The Heritage Foundation Takes on the Anti-Agenda 21 Crowd

The Agenda 21 logo

by James A. Bacon

Finally, someone has responded to a bizarre sub-current of the conservative movement, the anti-Agenda 21 crowd. Wendell Cox, Ronald D. Utt, and Brett D. Schaefer with the Heritage Foundation have published a paper arguing that the anti-Agenda 21 movement is a distraction from the larger task of opposing “destructive smart growth programs.”

A handful of activists, including here in Virginia, have been raising the alarm in conservative circles about Agenda 21, a plan of action adopted by the 1992 United Nations Conference on Environment and Development calling upon governments at all levels to support sustainable development. Conspiratorial-minded anti-Agenda 21 activists have conflated all local “smart growth” movements, regardless of philosophical stripe, with the  social-engineering approach of Agenda 21. They have made it difficult to have an intelligent conversation in some conservative circles about land use issues.

“If opponents focus excessively on Agenda 21,” write the Heritage scholars in a gentle reproach, “it is much more likely that homegrown smart-growth policies that undermine the quality of life, personal choice, and property rights in American communities will be implemented by local, state, and federal authorities at the behest of environmental groups and other vested interests. Preventing American implementation of Agenda 21 should therefore be viewed as only one part of a broader effort to convince U.S. government officials to repeal destructive smart-growth programs and prevent the enactment of new ones.”

It’s good to see conservative scholars try to rein in the anti-Agenda 21 zealots, who only muddy issues relating to transportation, land use and growth management. The zealots have thrived, I believe, because most Tea Partiers are new to politics and public policy, know next to nothing about how transportation and land use decisions are made and find the conspiratorial Agenda 21 narrative to be vaguely plausible, while responsible critics of smart growth have, until now, retained an embarrassed silence for fear of offending conservative constituencies.

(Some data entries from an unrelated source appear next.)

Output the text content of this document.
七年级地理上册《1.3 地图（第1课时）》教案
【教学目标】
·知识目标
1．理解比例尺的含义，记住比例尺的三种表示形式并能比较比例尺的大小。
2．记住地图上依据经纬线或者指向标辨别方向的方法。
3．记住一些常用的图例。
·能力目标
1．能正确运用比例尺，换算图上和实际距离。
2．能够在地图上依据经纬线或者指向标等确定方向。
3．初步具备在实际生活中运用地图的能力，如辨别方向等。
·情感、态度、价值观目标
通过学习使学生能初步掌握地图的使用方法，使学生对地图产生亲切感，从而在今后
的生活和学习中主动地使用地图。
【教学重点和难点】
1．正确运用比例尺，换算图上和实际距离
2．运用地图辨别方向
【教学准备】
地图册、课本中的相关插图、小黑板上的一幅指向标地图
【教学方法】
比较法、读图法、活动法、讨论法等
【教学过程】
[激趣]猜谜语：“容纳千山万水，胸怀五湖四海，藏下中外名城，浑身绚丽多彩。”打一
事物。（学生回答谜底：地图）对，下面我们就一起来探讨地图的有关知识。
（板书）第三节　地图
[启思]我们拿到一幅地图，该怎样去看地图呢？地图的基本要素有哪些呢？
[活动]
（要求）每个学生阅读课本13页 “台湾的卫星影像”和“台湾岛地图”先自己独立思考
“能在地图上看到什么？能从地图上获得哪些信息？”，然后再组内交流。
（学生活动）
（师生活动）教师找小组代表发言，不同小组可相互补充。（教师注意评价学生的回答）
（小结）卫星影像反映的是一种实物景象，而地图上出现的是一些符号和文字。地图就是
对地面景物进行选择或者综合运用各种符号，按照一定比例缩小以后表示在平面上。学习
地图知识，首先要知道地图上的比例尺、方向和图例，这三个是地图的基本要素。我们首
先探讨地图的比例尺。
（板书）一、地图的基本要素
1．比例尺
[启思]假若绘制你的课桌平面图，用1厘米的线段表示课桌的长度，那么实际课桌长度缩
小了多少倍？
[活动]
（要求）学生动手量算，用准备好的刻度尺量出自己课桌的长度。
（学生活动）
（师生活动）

So, I applaud the Heritage trio for writing the paper. However, I do have to take issue with the paper’s underlying assumption that everyone within the broader smart growth movement, from Greenpeace to New Urbanists, favors the mobilization of government power to impose a vision of squeezing Americans into compact communities and taking away their cars. Without question, more radical elements of the smart growth movement would happily trample on property rights and individual liberties in pursuit of their utopian ideal. But many do not. The fact is, “smart growth” encompasses a wide spectrum of views.

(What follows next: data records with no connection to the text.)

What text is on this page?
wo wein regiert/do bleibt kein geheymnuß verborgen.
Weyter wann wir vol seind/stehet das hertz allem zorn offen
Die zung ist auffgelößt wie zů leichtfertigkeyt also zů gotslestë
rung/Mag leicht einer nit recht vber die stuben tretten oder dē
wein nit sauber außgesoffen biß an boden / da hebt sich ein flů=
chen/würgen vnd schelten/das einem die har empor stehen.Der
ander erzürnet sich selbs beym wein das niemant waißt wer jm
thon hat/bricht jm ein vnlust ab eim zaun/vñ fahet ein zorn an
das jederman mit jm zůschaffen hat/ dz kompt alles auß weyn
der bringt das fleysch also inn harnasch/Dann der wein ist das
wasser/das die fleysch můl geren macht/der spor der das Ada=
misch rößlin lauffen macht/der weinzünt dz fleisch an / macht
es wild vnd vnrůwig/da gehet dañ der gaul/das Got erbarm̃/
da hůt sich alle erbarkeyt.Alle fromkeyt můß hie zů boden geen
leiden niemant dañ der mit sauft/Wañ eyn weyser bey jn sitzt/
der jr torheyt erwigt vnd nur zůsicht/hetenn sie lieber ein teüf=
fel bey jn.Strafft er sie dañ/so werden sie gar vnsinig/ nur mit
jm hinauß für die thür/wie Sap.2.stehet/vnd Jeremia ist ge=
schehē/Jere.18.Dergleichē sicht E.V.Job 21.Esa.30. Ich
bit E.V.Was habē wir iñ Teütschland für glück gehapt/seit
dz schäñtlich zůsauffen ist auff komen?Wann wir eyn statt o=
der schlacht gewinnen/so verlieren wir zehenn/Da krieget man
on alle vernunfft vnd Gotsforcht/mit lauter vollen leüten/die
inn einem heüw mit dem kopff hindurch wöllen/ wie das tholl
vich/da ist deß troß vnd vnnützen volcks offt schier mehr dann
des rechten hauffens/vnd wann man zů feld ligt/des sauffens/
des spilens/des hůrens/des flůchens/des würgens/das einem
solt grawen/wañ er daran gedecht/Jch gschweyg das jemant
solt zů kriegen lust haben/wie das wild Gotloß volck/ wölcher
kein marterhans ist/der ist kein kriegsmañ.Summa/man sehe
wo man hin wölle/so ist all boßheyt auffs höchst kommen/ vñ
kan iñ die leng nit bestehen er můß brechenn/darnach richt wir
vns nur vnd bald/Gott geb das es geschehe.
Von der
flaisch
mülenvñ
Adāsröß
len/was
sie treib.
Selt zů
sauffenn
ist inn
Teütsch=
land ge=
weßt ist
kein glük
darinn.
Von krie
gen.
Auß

More to the point for this blog, the organizations promoting “smart growth” in Virginia are not big-government liberals who seek to bludgeon Virginians into being environmentally virtuous. Over the years, I’ve spent a lot of time hob-nobbing with the Coalition for Smarter Growth, the Southern Environmental Law Center, the Piedmont Environmental Council (a Bacon’s Rebellion sponsor), the Virginia Conservation League and others, and I can say with total confidence that (1) they are not taking their marching orders from the United Nations and (2) many would disagree with Agenda 21 on many of the particulars.

Indeed, I would classify myself a member of the smart growth parade, though I’m certainly not representative of the mainstream. I have devoted this blog to showing how the application of the principles of free markets, fiscal conservatism and respect for property rights can be reconciled with smart growth ideas. I find considerable overlap in my thinking and that of many smart growth activists in Virginia.

Tea Party activists in Virginia need to switch their focus from the Agenda 21 boogie man to understanding the way growth and development issues play out in the real world. There is no such thing as a “free market” in real estate development. Land use is more heavily regulated (by zoning codes and comprehensive plans) and subsidized (through transportation policies,  infrastructure funding, housing subsidies) than almost any other sector of the American economy. Only the education and health care sectors, also known for being dysfunctional, are worse. Politics in the statehouse and the courthouse have been dominated for years by business interests seeking to manipulate the system to their advantage, stymied mainly by anti-growth (not smart growth) populists who make things worse by adding layers of heavy-handed and arbitrary restrictions.

Many of the smart growth supporters I talk to in Virginia view themselves as fiscal conservatives. They oppose wasting money on extravagant highway projects that enrich land speculators and developers. (Some, I’ll concede, fail to show the same skepticism regarding extravagant rail projects that also enrich land speculators and developers.) The thinking of the smart growth movement has evolved far beyond that of the old anti-growth populists. Virginia smart growthers (smarties?) do preach a vision of creating more compact, walkable communities with access to mass transit shared by all smart growthers (and Agenda 21) but they are more inclined to convert people through positive examples of successful development than to ram their ideas down the throats of a reluctant populace.

Be that as it may, I am hopeful that the Heritage broadside signals the marginalization of the anti-Agenda 21 conspiracy mongers in conservative circles and a revival of intelligent debate over how to handle complex issues relating to growth and development.